Women's Health South Africa
Branch Out Image Credit: Women's Health South Africa
Branch Out Image Credit: Women's Health South Africa

Branch Out

For decades, the Japanese have used “forest bathing” – mindful time spent among trees – to recharge their bodies and still their minds. Take a leaf out of their book and nature-walk your stress away

Gemma Hartley

We’ve always known that being in nature has serious health benefits.
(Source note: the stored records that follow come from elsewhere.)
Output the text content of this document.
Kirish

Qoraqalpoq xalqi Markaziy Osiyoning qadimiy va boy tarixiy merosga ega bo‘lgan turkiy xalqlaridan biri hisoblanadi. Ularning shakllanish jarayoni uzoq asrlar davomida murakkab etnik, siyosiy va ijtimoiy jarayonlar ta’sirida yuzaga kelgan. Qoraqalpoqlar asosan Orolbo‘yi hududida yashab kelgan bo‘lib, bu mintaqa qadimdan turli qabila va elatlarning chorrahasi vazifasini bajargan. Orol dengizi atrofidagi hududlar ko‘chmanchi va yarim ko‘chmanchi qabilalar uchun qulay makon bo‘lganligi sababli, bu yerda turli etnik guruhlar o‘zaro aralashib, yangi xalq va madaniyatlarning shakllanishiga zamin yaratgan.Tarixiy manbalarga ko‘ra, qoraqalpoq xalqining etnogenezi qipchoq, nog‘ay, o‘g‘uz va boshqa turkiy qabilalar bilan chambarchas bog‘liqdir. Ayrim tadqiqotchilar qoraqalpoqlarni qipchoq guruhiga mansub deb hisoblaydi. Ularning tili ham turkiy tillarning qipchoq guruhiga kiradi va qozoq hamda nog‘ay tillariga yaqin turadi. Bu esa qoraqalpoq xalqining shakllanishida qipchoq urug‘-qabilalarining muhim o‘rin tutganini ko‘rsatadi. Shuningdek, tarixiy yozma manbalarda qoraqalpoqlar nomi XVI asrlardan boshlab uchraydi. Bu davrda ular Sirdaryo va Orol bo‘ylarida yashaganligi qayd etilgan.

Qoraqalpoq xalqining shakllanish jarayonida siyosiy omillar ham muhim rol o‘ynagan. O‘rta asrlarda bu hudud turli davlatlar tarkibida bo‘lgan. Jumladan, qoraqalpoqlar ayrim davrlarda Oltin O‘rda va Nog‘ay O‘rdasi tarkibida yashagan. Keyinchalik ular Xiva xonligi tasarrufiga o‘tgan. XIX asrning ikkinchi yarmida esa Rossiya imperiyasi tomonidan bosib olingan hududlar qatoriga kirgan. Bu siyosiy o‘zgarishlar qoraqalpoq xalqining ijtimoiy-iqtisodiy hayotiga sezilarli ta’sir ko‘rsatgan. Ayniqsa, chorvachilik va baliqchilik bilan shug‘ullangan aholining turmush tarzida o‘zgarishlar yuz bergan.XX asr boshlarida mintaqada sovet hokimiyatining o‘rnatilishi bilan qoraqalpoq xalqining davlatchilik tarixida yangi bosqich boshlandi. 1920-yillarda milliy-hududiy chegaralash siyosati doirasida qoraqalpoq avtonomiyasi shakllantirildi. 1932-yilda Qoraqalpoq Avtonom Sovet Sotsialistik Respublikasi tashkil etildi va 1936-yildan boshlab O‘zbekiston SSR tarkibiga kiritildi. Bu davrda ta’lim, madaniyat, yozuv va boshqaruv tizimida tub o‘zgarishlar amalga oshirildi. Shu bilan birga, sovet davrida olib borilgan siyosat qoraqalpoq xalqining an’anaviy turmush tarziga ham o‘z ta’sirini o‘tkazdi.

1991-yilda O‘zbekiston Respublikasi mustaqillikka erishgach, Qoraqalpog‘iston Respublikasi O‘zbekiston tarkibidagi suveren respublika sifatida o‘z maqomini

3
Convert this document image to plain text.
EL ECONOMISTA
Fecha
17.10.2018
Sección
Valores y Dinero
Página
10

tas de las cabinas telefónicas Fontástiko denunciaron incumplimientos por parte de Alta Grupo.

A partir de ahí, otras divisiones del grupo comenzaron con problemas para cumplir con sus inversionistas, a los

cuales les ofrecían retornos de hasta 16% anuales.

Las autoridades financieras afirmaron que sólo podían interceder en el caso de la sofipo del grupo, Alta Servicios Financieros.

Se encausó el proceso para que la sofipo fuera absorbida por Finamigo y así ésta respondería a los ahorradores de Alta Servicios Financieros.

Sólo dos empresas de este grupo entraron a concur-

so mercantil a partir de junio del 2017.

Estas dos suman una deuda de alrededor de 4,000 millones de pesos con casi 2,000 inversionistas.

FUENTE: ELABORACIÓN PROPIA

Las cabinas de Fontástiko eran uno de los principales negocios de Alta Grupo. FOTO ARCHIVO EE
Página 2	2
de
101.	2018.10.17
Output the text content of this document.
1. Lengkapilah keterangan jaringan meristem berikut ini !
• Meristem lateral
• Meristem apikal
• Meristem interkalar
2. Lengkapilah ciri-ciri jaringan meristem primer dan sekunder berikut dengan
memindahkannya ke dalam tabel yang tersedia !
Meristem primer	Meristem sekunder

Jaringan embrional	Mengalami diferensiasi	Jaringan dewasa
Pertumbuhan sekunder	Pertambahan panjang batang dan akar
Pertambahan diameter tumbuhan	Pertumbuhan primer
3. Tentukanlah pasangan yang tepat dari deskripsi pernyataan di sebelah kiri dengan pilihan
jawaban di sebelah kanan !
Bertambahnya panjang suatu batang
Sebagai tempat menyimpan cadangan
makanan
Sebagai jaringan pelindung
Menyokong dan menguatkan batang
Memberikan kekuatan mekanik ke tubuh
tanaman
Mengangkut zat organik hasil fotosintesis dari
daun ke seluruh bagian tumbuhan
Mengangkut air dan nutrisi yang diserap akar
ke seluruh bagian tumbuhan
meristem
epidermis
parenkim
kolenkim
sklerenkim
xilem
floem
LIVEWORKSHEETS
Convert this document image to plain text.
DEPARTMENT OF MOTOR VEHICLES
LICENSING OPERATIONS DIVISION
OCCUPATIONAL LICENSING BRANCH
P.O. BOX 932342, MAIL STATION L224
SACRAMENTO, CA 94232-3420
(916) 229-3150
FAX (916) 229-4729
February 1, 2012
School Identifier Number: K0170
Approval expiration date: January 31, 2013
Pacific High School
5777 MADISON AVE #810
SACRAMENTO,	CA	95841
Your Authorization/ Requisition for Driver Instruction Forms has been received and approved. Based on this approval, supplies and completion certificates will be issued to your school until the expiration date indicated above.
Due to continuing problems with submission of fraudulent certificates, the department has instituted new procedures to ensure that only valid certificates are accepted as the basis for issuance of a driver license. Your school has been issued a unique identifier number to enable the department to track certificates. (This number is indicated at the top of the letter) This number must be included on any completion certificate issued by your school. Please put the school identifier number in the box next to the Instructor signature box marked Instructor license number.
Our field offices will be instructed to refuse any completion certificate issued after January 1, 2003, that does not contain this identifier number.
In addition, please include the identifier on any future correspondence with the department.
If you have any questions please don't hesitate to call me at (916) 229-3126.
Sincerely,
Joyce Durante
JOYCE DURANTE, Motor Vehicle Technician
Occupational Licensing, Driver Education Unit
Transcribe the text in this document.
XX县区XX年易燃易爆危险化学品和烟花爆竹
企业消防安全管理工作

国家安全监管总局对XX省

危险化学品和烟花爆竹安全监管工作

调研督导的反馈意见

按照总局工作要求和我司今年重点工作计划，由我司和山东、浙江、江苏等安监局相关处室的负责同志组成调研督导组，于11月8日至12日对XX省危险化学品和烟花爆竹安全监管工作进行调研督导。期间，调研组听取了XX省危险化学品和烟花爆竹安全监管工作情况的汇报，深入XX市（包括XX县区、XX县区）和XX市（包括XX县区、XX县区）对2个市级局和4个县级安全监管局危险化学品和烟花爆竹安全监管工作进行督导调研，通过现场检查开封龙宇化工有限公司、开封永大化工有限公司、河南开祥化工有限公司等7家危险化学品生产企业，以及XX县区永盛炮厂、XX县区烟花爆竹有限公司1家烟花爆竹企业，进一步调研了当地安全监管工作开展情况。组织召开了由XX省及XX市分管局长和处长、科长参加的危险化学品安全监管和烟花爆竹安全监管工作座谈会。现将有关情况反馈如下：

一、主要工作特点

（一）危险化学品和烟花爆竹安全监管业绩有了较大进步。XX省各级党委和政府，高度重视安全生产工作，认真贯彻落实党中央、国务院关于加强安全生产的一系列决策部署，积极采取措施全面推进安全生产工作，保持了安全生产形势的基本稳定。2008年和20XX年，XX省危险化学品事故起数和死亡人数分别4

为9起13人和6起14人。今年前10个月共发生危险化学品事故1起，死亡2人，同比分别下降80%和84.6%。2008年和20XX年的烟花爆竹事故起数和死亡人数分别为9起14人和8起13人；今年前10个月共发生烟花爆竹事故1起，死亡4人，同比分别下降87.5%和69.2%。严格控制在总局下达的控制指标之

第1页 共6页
But the Japanese practice of walking mindfully through a quiet forest (called Shinrin-yoku or, roughly translated, “taking in the forest atmosphere”) is gaining steam in the US and Europe, with forest retreats opening and guided sessions taking off. And now, South Africa is entering the glade. The idea: research shows spending QT with foliage in a state of heightened awareness – versus just blindly traipsing through it – can melt stress, dispel negative thoughts and even fortify the immune system.


Unlike trail running or hiking, forest bathing isn’t about getting a workout. Or how far you can trek or climb. It’s about stilling your mind and zeroing in on the sights and sounds around you. “We focus on slowing down and on being as fully embodied in the present moment as possible,” says Amos Clifford, a leading forest therapy expert and author of A Little Handbook of Shinrin-Yoku. “As you’re walking, there will be beneficial changes to your nervous system.”

These changes stem from a reduction in the stress hormone cortisol, improved heart rate and bolstered immunity, studies show. In fact, according to Clifford, a single three-hour forest walk calms the body and mind for a week; the effects of a full forest bathing retreat can last up to a month.